O governo não gerenciou a oferta para colocar uma ordem em termos de preço, de acesso a esses locais. A ONU fez reunião para discutir os preços de acomodação em Belém. Tem países dizendo que correm o risco de não levar delegados porque não consegue pagar esse valor.

Se o país reduz o número de delegados, não consegue acompanhar todos os temas e pode dizer que não reconhece o que foi acertado, porque não estava lá. Isso é algo concreto, que inclusive o Brasil ouviu em uma reunião que teve na Alemanha agora, que é uma reunião intermediária que a gente tem, um bom, ouviu isso dos países. Então existe uma gravidade muito grande.

Infraestrutura boa não garante uma COP boa. O esforço que a cidade está fazendo, o esforço que a população está fazendo é digno de nota, para receber bem a conferência. Agora, existe no mínimo um vacilo do governo federal, principalmente, em gerenciar coisas críticas, como é o caso de acomodação.

Não tem nenhum problema de você ter hospedagem em navio, se virar com o que é possível. O grande problema dessa questão é que isso deveria ter sido feito há um ano.

Já fui em mais de dez COPs. A gente aluga dez, onze meses antes. Isso é fundamental para os países definirem a quantidade de delegados que vão lá fazer as negociações.

Me parece, eu não sei, mas vamos ver quando chegar lá, que o centro de conferências está bem adiantado, está contento, enfim, que os outros itens de infraestrutura estão caminhando. Mas esse que salta aos olhos é realmente a acomodação.

E quais são os outros pontos de vacilo no País em relação à COP?

Tem problema de participação. Nós temos uma vontade de participação de movimentos sociais, de dentro e fora do Brasil, que é gigantesca. Talvez uma das maiores que já existiu em conferência de clima. Tudo que a gente precisa para a agenda de clima é que ela largue as suas fronteiras, para que você tenha o problema de clima discutido com mais amplitude.

O governo federal está falhando miseravelmente em ajudar esses movimentos a irem para lá. E, olha, em alguns casos, está dificultando ainda os movimentos sociais para a conferência de clima. Eles não vão entrar nas áreas de negociação. Não vão disputar a rara infraestrutura de acomodação com ninguém. O movimento social vai na estrutura do Sírio de Nazaré, na estrutura de movimento social.

Eu não sei se a negociação vai ser boa, vai ser memorável, mas nós podemos fazer uma conferência cuja participação popular seja memorável. Então, o governo deveria estar olhando para isso como um imenso ativo dessa conferência de clima e não faz isso.
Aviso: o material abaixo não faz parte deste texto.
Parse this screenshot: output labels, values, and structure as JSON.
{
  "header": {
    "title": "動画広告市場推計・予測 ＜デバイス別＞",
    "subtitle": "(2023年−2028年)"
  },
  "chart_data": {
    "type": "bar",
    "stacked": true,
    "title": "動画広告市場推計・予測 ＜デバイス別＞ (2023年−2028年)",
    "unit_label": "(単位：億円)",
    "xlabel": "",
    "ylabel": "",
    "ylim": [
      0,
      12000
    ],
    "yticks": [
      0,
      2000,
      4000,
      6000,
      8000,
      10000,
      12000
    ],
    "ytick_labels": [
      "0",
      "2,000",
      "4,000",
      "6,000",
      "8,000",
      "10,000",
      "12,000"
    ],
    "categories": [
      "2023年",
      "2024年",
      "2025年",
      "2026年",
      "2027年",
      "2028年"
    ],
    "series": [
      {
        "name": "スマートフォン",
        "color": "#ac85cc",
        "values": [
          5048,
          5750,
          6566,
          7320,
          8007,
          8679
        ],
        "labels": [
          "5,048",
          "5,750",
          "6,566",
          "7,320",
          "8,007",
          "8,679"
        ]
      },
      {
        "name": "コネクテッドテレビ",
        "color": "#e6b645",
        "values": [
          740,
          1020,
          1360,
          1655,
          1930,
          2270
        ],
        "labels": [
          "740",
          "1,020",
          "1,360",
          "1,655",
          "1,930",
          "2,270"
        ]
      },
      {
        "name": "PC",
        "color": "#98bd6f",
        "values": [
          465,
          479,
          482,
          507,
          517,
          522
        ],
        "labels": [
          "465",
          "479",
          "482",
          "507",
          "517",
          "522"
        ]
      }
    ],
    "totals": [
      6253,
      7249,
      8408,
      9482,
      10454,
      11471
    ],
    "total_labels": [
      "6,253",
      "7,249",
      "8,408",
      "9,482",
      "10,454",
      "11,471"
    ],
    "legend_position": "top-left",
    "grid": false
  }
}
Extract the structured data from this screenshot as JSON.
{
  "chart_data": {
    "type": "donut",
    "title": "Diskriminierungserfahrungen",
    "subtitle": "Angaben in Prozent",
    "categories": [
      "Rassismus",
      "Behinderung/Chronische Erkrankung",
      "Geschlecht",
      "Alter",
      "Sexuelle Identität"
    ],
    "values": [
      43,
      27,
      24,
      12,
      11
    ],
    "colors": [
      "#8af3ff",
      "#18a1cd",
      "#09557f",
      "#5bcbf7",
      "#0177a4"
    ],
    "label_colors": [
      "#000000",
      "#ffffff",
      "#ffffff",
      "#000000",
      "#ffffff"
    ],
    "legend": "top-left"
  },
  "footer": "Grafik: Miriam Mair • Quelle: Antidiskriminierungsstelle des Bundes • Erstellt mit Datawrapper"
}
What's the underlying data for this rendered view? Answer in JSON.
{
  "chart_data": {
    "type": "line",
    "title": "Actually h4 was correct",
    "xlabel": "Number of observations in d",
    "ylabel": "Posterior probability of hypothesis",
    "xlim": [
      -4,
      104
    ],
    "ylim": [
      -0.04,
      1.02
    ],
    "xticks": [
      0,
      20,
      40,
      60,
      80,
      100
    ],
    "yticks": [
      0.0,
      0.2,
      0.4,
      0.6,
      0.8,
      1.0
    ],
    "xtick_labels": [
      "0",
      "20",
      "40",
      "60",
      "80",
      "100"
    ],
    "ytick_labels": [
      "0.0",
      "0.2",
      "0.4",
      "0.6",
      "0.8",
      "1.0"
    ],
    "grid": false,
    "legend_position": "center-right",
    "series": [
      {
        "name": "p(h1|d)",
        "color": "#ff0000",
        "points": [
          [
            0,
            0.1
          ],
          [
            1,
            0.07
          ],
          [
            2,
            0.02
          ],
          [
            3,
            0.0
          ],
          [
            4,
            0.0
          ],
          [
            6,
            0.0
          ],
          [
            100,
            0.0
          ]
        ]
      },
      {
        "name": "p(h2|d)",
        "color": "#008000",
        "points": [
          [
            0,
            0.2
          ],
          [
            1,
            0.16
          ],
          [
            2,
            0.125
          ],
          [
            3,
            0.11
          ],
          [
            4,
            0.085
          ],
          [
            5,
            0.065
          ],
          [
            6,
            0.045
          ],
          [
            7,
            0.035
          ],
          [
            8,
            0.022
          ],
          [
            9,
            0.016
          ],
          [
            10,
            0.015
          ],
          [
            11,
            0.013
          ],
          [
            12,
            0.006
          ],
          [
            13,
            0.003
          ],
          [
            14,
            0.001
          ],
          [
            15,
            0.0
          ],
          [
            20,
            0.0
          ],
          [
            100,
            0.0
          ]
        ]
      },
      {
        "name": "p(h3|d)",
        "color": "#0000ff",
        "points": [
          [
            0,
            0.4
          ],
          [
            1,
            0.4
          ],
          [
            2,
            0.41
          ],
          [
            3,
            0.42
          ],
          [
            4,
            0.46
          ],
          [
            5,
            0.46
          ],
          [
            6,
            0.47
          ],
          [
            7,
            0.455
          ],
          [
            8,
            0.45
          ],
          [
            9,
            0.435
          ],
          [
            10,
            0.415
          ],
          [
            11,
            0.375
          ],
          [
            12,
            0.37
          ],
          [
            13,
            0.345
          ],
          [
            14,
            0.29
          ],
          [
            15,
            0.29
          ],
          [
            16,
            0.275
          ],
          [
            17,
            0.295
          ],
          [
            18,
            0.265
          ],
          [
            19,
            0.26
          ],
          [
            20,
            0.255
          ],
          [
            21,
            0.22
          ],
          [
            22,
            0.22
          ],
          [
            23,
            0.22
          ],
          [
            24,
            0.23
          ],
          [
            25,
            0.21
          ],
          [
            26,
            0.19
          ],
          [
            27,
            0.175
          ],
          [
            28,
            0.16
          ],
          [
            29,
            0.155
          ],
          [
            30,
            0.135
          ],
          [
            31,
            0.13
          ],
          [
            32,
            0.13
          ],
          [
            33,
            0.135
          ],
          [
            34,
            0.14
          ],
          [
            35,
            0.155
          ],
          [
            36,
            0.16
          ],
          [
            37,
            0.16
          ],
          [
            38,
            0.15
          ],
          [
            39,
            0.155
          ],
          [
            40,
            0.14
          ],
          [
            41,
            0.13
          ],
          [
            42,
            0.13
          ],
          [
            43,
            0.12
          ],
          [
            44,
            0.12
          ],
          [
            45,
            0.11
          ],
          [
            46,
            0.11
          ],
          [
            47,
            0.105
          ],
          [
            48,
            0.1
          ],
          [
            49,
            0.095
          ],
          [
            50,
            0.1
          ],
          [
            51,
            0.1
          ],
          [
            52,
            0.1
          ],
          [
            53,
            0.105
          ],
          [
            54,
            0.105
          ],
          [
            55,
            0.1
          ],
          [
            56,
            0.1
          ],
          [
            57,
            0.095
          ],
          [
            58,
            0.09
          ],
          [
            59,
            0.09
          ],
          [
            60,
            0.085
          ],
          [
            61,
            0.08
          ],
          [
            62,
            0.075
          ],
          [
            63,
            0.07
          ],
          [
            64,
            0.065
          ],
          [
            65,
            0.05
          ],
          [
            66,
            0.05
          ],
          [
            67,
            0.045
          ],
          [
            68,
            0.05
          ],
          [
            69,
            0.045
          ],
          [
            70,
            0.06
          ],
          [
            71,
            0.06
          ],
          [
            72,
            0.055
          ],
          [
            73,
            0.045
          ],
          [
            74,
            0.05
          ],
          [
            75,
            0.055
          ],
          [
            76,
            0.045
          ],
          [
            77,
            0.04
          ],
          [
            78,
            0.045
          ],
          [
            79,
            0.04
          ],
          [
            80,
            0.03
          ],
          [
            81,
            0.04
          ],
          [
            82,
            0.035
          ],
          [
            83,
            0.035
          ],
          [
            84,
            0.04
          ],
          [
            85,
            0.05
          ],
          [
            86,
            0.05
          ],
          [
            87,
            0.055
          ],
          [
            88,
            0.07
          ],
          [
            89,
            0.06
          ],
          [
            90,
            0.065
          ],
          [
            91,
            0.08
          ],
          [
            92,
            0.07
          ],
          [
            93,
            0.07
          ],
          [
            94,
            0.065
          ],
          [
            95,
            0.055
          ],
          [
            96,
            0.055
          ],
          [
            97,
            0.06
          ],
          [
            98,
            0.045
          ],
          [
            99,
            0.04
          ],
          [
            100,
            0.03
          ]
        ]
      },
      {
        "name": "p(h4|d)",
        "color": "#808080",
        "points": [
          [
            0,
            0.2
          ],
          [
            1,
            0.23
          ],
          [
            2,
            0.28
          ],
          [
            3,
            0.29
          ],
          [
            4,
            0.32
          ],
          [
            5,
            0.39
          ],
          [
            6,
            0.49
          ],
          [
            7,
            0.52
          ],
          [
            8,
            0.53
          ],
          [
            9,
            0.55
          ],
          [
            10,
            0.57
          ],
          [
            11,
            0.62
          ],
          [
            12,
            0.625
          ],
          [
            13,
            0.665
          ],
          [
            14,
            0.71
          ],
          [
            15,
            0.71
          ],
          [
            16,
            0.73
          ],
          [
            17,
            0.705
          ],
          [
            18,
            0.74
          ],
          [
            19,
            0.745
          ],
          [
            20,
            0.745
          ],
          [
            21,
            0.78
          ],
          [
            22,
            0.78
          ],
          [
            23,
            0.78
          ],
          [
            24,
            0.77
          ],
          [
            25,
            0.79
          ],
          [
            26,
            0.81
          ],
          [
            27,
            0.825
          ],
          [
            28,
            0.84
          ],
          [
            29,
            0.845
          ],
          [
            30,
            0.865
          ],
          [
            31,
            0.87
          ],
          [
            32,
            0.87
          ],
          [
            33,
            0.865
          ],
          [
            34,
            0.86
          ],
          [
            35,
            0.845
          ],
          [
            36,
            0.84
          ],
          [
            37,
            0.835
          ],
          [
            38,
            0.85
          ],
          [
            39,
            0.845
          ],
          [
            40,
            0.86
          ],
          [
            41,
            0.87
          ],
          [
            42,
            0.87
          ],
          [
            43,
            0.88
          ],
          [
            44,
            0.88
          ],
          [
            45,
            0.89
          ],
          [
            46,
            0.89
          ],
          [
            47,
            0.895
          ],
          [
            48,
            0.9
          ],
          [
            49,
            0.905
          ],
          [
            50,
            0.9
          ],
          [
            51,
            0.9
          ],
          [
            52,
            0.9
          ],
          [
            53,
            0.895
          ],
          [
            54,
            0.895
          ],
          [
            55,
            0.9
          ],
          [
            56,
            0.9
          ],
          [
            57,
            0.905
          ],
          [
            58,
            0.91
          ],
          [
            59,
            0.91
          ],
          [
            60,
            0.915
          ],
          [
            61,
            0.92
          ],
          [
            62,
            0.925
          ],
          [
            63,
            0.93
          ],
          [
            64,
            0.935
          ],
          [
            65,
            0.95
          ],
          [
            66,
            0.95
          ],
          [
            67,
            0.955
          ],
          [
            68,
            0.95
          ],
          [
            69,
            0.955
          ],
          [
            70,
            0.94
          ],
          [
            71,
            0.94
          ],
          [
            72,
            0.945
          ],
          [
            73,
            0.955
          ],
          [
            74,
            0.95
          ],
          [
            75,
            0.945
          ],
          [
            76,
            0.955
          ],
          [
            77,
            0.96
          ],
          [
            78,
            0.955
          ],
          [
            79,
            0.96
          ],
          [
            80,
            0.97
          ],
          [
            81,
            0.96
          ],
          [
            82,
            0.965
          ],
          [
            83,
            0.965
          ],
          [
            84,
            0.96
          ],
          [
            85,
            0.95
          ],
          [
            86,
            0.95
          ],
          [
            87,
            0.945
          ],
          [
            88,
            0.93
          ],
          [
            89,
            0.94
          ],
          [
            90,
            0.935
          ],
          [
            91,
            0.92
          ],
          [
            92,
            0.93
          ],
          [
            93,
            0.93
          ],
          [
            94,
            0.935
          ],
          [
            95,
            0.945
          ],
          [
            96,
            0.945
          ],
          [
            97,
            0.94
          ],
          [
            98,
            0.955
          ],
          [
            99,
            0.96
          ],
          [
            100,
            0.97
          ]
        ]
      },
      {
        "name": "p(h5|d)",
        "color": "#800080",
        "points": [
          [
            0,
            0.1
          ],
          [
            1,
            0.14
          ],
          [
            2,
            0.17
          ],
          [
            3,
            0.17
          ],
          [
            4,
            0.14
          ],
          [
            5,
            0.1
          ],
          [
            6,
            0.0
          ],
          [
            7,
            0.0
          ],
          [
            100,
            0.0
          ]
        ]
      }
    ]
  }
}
Qual é o legado que o Brasil tem obrigação de deixar nesta COP que marca os 10 anos do Acordo de Paris?

Vou listar três coisas que acho muito importantes. A primeira é manter o multilateralismo vivo. Ele corre risco. Mesmo que seja pra brigar, pra se desentender, mas você tem que se desentender num local organizado.

A segunda coisa é a gente demonstrar que isso pode ser feito apesar do que o governo Trump está fazendo. Veja, não são os Estados Unidos. Os Estados Unidos são importantíssimos pra agenda do clima, continuarão sendo importantíssimos sempre. Nós vamos ter, inclusive nos Estados Unidos, muita mobilização local dentro do país de continuidade da gente clima.

Então, é mostrar pra este governo Trump que meio que simboliza mais do que o negacionismo. Simboliza uma atitude de que o mundo está sofrendo, a tragédia está acontecendo e eu não estou nem aí. Vocês que se virem. Eu vou fazer o meu. Então é mostrar que isso não tem espaço no mundo.

E a terceira coisa é específica nos combustíveis fósseis. O Brasil não tem como garantir que os outros países vão topar, dar um passo além. Mas o Brasil precisa demonstrar que ele tentou. Agora é nossa hora, não vamos ter outra presidência de COP. Pelo menos não em pouco tempo.

Nós temos que ir no limite pra colocar essa agenda, que é a agenda mais importante se a gente quiser nos salvar nesse planeta.

Se o Brasil fala em ambição, é aqui que tem que ter ambição. Então vamos colocar em cima da mesa. Se o mundo não topar, a gente fez a nossa parte de propor e expôs aqueles que não topariam. Até isso seria já um avanço.